The Act itself contains annual required increases in energy efficiency for private and commercial residences and buildings.
However, the EPA administrator can set higher standards at any time.
Building Retrofit Program mandates a national retrofit program to increase the energy efficiency of all existing homes across America .
Beginning 1 year after enactment of the Act, you won’t be able to sell your home unless you retrofit it to comply with the energy and water efficiency standards of this Act.
You had better sell soon, because the standards will be raised each year and will be really hard (i.e., ex$pen$ive) to meet in a few years. Oh, goody! The Act allows the government to give you a grant of several thousand dollars to comply with the retrofit program requirements if you meet certain energy efficiency levels. But, wait, the State can set additional requirements on who qualifies to receive the grants.
You should expect requirements such as “can’t have an income of more than $50K per year”, “home selling price can’t be more than $125K”, or anything else to target the upper middle class (and that’s YOU) and prevent them from qualifying for the grants.
Most of us won’t get a dime and will have to pay the entire cost of the retrofit out of our own pockets. More transfer of wealth, more “change you can believe in.”
Building Energy Performance Labeling Program establishes a labeling program that for each individual residence will identify the achieved energy efficiency performance for “at least 90 percent of the residential market within 5 years after the date of the enactment of this Act.”
This means that within 5 years 90% of all residential homes in the U.S. must be measured and labeled. The EPA administrator will get $50M each year to enforce the labeling program. The Secretary of the Department of Energy will get an additional $20M each year to help enforce the labeling program. Some of this money will, of course, be spent on coming up with tougher standards each year.

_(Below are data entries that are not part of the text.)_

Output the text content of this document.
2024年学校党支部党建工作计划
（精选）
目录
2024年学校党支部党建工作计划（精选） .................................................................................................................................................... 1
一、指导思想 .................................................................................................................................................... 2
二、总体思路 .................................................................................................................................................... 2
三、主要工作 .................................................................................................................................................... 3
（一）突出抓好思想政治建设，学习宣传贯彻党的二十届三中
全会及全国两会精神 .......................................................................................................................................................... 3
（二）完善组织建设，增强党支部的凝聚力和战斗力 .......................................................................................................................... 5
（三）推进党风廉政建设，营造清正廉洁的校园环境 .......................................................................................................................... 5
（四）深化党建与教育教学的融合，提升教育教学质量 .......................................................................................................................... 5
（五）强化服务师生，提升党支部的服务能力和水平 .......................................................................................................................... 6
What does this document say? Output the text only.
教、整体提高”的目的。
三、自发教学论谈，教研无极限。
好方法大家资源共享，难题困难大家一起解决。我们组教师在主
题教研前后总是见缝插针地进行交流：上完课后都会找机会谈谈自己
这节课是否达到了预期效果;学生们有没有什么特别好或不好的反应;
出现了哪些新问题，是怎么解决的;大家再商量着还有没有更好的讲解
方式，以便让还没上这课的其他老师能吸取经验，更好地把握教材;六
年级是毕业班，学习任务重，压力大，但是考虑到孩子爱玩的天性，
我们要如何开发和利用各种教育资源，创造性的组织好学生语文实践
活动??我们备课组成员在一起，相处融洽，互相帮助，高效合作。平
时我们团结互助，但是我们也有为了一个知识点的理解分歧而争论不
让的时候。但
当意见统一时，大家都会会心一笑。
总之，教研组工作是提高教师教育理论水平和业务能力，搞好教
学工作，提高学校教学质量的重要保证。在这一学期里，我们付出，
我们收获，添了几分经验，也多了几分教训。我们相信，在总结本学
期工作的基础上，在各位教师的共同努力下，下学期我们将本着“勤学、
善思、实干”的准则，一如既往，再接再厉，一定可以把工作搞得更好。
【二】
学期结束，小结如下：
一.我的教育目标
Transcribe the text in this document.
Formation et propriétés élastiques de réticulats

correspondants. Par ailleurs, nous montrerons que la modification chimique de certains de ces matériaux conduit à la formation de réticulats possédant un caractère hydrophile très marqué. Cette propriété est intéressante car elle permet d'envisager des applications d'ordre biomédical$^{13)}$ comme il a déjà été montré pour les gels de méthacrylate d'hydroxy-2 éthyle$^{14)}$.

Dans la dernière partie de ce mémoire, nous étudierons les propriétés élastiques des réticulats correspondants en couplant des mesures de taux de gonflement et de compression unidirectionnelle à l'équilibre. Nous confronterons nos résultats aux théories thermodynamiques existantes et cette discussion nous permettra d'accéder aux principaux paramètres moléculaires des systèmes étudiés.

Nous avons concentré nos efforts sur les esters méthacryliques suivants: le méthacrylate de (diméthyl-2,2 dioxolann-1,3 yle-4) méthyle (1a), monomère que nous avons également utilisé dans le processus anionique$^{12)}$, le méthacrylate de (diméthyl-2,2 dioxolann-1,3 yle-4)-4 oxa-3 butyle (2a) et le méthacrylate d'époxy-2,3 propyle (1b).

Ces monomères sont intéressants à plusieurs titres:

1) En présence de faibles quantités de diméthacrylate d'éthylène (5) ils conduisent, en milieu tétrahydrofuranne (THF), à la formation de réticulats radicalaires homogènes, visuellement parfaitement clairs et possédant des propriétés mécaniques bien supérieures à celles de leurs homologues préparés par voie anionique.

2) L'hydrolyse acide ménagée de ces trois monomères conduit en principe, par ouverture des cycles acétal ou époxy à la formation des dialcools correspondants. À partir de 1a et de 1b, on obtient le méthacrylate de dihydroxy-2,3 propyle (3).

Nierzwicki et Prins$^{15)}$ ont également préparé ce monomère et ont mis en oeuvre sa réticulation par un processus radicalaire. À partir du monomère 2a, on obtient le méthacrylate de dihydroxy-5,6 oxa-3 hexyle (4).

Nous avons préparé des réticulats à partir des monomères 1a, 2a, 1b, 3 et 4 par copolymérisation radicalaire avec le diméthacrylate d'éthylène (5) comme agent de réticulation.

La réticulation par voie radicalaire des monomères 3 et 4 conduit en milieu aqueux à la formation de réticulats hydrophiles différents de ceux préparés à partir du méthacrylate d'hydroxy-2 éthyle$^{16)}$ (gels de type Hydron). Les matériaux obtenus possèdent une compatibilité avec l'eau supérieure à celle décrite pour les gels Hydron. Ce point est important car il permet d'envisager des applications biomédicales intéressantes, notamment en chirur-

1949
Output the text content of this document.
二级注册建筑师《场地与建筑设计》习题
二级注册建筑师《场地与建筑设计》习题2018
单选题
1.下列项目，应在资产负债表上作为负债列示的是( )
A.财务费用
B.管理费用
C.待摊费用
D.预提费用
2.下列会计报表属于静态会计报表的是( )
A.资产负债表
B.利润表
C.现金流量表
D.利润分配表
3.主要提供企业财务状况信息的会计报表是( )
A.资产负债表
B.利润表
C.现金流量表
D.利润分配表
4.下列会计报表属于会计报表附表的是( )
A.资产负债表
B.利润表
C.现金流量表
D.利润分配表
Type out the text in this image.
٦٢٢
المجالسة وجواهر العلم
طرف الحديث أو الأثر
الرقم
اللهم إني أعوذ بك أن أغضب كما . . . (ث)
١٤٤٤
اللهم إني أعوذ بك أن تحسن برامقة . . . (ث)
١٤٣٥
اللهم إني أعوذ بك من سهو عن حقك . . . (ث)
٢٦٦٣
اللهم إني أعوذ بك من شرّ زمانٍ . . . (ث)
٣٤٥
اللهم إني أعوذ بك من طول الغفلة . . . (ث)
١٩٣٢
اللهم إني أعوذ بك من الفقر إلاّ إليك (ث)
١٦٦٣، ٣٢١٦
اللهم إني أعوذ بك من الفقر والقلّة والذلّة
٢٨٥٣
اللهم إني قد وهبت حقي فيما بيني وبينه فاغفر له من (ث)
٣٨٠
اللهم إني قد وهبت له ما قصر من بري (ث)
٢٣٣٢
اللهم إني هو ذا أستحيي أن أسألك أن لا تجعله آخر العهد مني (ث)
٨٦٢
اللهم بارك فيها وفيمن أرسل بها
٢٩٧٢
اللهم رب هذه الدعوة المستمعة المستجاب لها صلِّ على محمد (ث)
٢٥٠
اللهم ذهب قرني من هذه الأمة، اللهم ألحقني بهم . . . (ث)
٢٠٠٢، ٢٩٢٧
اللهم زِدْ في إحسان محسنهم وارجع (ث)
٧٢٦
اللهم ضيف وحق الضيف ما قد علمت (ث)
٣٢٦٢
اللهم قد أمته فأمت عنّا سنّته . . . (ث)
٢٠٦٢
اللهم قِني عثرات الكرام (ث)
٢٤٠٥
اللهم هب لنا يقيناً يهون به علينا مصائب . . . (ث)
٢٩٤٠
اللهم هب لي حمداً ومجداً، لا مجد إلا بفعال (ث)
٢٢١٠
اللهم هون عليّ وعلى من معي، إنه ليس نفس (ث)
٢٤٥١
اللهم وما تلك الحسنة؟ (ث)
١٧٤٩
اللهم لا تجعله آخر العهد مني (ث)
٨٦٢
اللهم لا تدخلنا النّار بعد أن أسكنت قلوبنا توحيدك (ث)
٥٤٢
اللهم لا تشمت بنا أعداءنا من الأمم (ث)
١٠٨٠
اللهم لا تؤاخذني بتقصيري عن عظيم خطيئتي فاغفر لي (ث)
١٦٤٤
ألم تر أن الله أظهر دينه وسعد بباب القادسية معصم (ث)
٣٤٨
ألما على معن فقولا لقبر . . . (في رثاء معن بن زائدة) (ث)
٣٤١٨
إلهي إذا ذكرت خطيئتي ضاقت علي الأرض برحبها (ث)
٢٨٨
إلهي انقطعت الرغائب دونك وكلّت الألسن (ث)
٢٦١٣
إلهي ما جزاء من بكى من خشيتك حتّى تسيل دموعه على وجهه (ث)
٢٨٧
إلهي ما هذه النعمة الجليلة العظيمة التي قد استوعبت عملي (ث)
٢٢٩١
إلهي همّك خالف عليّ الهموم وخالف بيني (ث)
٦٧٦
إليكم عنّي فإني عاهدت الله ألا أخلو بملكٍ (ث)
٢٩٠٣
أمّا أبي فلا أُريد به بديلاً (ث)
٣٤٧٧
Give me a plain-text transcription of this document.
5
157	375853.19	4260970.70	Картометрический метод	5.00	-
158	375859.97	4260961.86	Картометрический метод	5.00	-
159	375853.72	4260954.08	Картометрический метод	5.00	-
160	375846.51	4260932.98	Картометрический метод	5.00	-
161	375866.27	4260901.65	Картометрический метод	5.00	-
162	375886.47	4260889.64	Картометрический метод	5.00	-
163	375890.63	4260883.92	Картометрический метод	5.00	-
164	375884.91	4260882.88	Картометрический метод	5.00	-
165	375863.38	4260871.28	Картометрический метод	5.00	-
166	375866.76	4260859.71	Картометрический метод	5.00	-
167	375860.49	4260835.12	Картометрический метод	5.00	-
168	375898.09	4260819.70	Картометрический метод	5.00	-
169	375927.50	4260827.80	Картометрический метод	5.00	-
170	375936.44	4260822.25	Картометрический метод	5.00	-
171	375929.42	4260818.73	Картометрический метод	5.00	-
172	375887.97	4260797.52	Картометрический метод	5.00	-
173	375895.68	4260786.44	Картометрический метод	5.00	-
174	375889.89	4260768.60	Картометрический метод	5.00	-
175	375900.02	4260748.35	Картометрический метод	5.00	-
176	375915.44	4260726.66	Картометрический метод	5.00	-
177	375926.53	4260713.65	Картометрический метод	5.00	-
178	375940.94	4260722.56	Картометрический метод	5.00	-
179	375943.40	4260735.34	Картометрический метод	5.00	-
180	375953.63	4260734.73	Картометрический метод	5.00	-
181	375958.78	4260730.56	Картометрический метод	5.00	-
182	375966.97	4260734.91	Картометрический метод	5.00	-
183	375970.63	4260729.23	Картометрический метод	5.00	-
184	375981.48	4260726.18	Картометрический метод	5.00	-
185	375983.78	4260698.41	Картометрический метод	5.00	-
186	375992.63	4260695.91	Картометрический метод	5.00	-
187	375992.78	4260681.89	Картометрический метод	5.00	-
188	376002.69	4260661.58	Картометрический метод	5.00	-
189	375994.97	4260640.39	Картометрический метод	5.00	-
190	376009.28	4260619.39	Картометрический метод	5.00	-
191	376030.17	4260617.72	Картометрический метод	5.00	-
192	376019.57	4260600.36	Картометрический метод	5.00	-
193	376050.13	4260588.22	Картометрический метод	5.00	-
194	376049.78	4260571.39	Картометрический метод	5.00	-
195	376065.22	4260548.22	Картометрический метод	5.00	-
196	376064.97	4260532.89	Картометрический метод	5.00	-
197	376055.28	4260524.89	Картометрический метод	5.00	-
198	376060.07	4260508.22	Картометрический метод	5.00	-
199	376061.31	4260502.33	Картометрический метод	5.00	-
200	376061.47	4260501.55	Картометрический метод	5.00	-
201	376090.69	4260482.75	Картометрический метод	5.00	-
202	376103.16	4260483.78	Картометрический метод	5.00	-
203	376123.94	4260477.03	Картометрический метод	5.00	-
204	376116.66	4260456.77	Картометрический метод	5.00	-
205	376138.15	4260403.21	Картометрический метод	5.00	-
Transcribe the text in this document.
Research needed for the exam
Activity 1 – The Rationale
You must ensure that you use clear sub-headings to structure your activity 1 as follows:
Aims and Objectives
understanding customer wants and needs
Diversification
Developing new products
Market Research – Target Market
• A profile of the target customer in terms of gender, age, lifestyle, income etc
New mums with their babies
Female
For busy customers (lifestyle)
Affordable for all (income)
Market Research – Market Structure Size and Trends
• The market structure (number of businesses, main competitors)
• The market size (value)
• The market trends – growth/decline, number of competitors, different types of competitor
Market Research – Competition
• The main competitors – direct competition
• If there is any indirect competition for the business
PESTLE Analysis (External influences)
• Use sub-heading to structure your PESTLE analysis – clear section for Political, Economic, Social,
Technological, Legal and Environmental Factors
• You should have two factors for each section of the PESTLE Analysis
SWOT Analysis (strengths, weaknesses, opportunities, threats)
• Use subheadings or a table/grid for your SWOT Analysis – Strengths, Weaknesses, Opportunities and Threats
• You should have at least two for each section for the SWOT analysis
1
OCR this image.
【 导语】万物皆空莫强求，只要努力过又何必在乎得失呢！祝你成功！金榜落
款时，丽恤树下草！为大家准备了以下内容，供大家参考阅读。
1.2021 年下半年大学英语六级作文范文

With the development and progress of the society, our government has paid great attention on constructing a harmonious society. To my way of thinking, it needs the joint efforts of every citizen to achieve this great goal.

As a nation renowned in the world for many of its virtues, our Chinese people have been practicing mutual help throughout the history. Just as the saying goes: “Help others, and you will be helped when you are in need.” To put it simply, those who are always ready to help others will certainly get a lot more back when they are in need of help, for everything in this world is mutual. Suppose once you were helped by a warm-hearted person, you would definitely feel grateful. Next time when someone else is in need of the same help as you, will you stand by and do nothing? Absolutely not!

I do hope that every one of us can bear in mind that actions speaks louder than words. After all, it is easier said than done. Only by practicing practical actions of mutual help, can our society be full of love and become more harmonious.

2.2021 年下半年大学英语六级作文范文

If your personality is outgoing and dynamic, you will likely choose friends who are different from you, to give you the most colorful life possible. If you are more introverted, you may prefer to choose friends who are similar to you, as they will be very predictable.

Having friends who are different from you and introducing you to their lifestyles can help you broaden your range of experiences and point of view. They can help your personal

Oh, the label will be like a license for your car. You will be required to post the label in a conspicuous location in your home and will not be allowed to sell your home without having this label.
And, just like your car license, you will probably be required to get a new label every so often – maybe every year.
But, the government estimates the cost of measuring the energy efficiency of your home should only cost about $200 each time.
Remember what they said about the auto smog inspections when they first started: that in California it would only cost $15. That was when the program started. Now the cost is about $50 for the inspection and certificate; a 333% increase. Expect the same from the home labeling program.
Greater Energy Efficiency in Building Codes establishes new energy efficiency guidelines for the National Building Code and mandates at 304(d), Application of National Code to State and Local Jurisdictions, that 1 year after enactment of this Act, all state and local jurisdictions must adopt the National Building Code energy efficiency provisions or must obtain a certification from the federal government that their state and/or local codes have been brought into full compliance with the National Building Code energy efficiency standards.